©2019 Rachel Wong.

A journalist in training


Live on location in Deep Cove!

I landed an intern position at the CBC this past summer. The radio-focused internship lasted from May to August right here in Vancouver.


There are so many things that I can say about this 4-month, whirlwind experience. It was all at once magical, frightening, crazy, and stressful. But all the same, fulfilling. It taught me a lot about myself, about the industry, and really opened my eyes to what life would be like as a journalist.


A journalist.


This is something I'd wanted to call myself for years. I did a two and a half-year stint in student journalism, and followed that up with producing a radio show that I've looked after for the past year and a half. Marry those two experiences together and you have what I just did this past summer.


The learning curve was steep, and journalism slows down for no one. When the news breaks - as it often does - you don't have the time to take things slow or figure things out. You have one shot to get it done, and it needs to be done efficiently and accurately.


As a perfectionist, this was hard for me to grapple with.


On the job!

I wanted things to be done right. I wanted things to be done well. I wanted to take my time with things and make sure that everything was perfect.

It was hard for me to part with things and receive critique, especially after I thought I had poured my heart and soul into a piece. But over time, this is what I came to see: in the newsroom - and, by extension, in life - we have to just roll with it.


But the thing is, I've never been one to just "roll with it".


I guess you could also call me inflexible or rigid. I liked things done a certain way and was never particularly spontaneous. I'm a planner through and through - that's why I have a physical planner and an online calendar. I need to know that things can be done, and I want to make sure that I can deliver what is needed on time.


There were many screw-ups during my time at the CBC. People who killed the pre-interview conversation eventually flopped on air. I failed to give basic contact information to a guest that led to a off-air scramble to get a guest - all while I was at home asleep. My scripts were lame sometimes, I fumbled the mics, and sometimes no matter how hard I tried, I couldn't inform myself on an issue well enough.


And I hate letting people down through these screw-ups.


But life goes on. We roll with it.


Things change and plans change - my life, with all the planning in the world, could derail at any moment by any one thing. And sometimes I can't anticipate or plan for those things, but I just have to be ready to roll with it.

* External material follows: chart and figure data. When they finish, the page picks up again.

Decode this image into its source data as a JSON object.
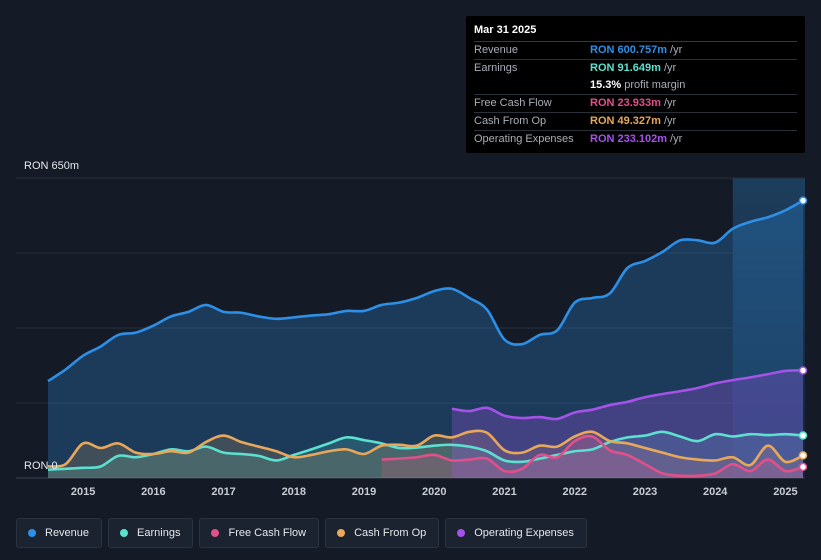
{
  "tooltip": {
    "date": "Mar 31 2025",
    "rows": [
      {
        "label": "Revenue",
        "value": "RON 600.757m",
        "unit": "/yr",
        "color": "#2d8fe6"
      },
      {
        "label": "Earnings",
        "value": "RON 91.649m",
        "unit": "/yr",
        "color": "#5ce0cf"
      },
      {
        "label": "",
        "value": "15.3%",
        "unit": "profit margin",
        "color": "#ffffff"
      },
      {
        "label": "Free Cash Flow",
        "value": "RON 23.933m",
        "unit": "/yr",
        "color": "#e0508a"
      },
      {
        "label": "Cash From Op",
        "value": "RON 49.327m",
        "unit": "/yr",
        "color": "#e8a85a"
      },
      {
        "label": "Operating Expenses",
        "value": "RON 233.102m",
        "unit": "/yr",
        "color": "#a552e8"
      }
    ]
  },
  "legend": [
    {
      "label": "Revenue",
      "color": "#2d8fe6"
    },
    {
      "label": "Earnings",
      "color": "#5ce0cf"
    },
    {
      "label": "Free Cash Flow",
      "color": "#e0508a"
    },
    {
      "label": "Cash From Op",
      "color": "#e8a85a"
    },
    {
      "label": "Operating Expenses",
      "color": "#a552e8"
    }
  ],
  "chart_data": {
    "type": "area",
    "currency": "RON",
    "unit": "m",
    "ylim": [
      0,
      650
    ],
    "y_tick_labels": [
      "RON 0",
      "RON 650m"
    ],
    "x_tick_labels": [
      "2015",
      "2016",
      "2017",
      "2018",
      "2019",
      "2020",
      "2021",
      "2022",
      "2023",
      "2024",
      "2025"
    ],
    "highlight_start": 2024.25,
    "series": [
      {
        "name": "Revenue",
        "color": "#2d8fe6",
        "x": [
          2014.5,
          2014.75,
          2015.0,
          2015.25,
          2015.5,
          2015.75,
          2016.0,
          2016.25,
          2016.5,
          2016.75,
          2017.0,
          2017.25,
          2017.5,
          2017.75,
          2018.0,
          2018.25,
          2018.5,
          2018.75,
          2019.0,
          2019.25,
          2019.5,
          2019.75,
          2020.0,
          2020.25,
          2020.5,
          2020.75,
          2021.0,
          2021.25,
          2021.5,
          2021.75,
          2022.0,
          2022.25,
          2022.5,
          2022.75,
          2023.0,
          2023.25,
          2023.5,
          2023.75,
          2024.0,
          2024.25,
          2024.5,
          2024.75,
          2025.0,
          2025.25
        ],
        "values": [
          210,
          235,
          265,
          285,
          310,
          315,
          330,
          350,
          360,
          375,
          360,
          358,
          350,
          345,
          348,
          352,
          355,
          362,
          362,
          375,
          380,
          390,
          405,
          410,
          390,
          365,
          300,
          290,
          310,
          320,
          380,
          390,
          400,
          455,
          470,
          490,
          515,
          515,
          510,
          540,
          555,
          565,
          580,
          601
        ]
      },
      {
        "name": "Earnings",
        "color": "#5ce0cf",
        "x": [
          2014.5,
          2014.75,
          2015.0,
          2015.25,
          2015.5,
          2015.75,
          2016.0,
          2016.25,
          2016.5,
          2016.75,
          2017.0,
          2017.25,
          2017.5,
          2017.75,
          2018.0,
          2018.25,
          2018.5,
          2018.75,
          2019.0,
          2019.25,
          2019.5,
          2019.75,
          2020.0,
          2020.25,
          2020.5,
          2020.75,
          2021.0,
          2021.25,
          2021.5,
          2021.75,
          2022.0,
          2022.25,
          2022.5,
          2022.75,
          2023.0,
          2023.25,
          2023.5,
          2023.75,
          2024.0,
          2024.25,
          2024.5,
          2024.75,
          2025.0,
          2025.25
        ],
        "values": [
          18,
          20,
          22,
          25,
          48,
          45,
          52,
          62,
          58,
          68,
          55,
          52,
          48,
          38,
          50,
          62,
          75,
          88,
          82,
          75,
          65,
          66,
          70,
          72,
          68,
          58,
          38,
          35,
          42,
          50,
          58,
          62,
          78,
          88,
          92,
          100,
          90,
          80,
          95,
          90,
          95,
          93,
          95,
          92
        ]
      },
      {
        "name": "Free Cash Flow",
        "color": "#e0508a",
        "x": [
          2019.25,
          2019.5,
          2019.75,
          2020.0,
          2020.25,
          2020.5,
          2020.75,
          2021.0,
          2021.25,
          2021.5,
          2021.75,
          2022.0,
          2022.25,
          2022.5,
          2022.75,
          2023.0,
          2023.25,
          2023.5,
          2023.75,
          2024.0,
          2024.25,
          2024.5,
          2024.75,
          2025.0,
          2025.25
        ],
        "values": [
          40,
          42,
          45,
          50,
          38,
          40,
          42,
          15,
          20,
          50,
          45,
          80,
          90,
          60,
          50,
          30,
          10,
          5,
          5,
          10,
          30,
          15,
          40,
          15,
          24
        ]
      },
      {
        "name": "Cash From Op",
        "color": "#e8a85a",
        "x": [
          2014.5,
          2014.75,
          2015.0,
          2015.25,
          2015.5,
          2015.75,
          2016.0,
          2016.25,
          2016.5,
          2016.75,
          2017.0,
          2017.25,
          2017.5,
          2017.75,
          2018.0,
          2018.25,
          2018.5,
          2018.75,
          2019.0,
          2019.25,
          2019.5,
          2019.75,
          2020.0,
          2020.25,
          2020.5,
          2020.75,
          2021.0,
          2021.25,
          2021.5,
          2021.75,
          2022.0,
          2022.25,
          2022.5,
          2022.75,
          2023.0,
          2023.25,
          2023.5,
          2023.75,
          2024.0,
          2024.25,
          2024.5,
          2024.75,
          2025.0,
          2025.25
        ],
        "values": [
          25,
          30,
          75,
          65,
          75,
          55,
          52,
          58,
          55,
          78,
          92,
          78,
          68,
          58,
          45,
          50,
          58,
          62,
          52,
          70,
          72,
          70,
          92,
          88,
          100,
          98,
          60,
          55,
          70,
          68,
          90,
          100,
          80,
          75,
          65,
          55,
          45,
          40,
          38,
          45,
          28,
          70,
          35,
          49
        ]
      },
      {
        "name": "Operating Expenses",
        "color": "#a552e8",
        "x": [
          2020.25,
          2020.5,
          2020.75,
          2021.0,
          2021.25,
          2021.5,
          2021.75,
          2022.0,
          2022.25,
          2022.5,
          2022.75,
          2023.0,
          2023.25,
          2023.5,
          2023.75,
          2024.0,
          2024.25,
          2024.5,
          2024.75,
          2025.0,
          2025.25
        ],
        "values": [
          150,
          145,
          152,
          135,
          130,
          132,
          128,
          142,
          148,
          158,
          165,
          175,
          182,
          188,
          195,
          205,
          212,
          218,
          225,
          232,
          233
        ]
      }
    ]
  }
}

In the newsroom, I had to dump things or switch focuses at a moment's notice. The news doesn't really care how much research you've already done or how much you've put into your story already. But when you get that call to switch it up, you roll with it.


We try really hard to structure our lives around safety and constants.


Live from Studio 1 at CBC Vancouver


I know that I definitely do I bank on safe things and tend to stay within the lines of my self-imposed comfort zone.


But I saw that once I tried to be a little more fearless, beautiful things could happen. I also saw that I wouldn't spontaneously combust.


Case in point - despite the fact that it seems like I can't shut up - one of the most difficult things about this job was going out to talk to people. I had to do that on a number of occasions and it freaked me out. I had two panic attacks the first time I got sent out with a mic and recorder.


But over time, I improved. I grew. I rolled with it.


So being a journalist for 4 months taught me a lot.


Of course there were the hard skills - better writing, better editing, how to use software and record better pieces that people would actually want to listen to.

But the lesson of just rolling with it and being okay with change was really brought to another level for me.


It challenged me to move beyond myself and try new things. To embrace spontaneity and not stress out over the ever inevitable change that will come with my life's path.


At the end of the day, I am extremely grateful for the opportunity that was given to me through SFU's Co-op program and the CBC's Gzowski Internship program.

To all the folks at SFU, at CBC Toronto and Vancouver, my fellow interns, and every single person who gave me a bit of their time to share their story with me - thank you so much.


And guess what? I got hired back on a casual basis. So I'll be kicking around, telling more stories and honing my skills even more. Who knows where this will lead?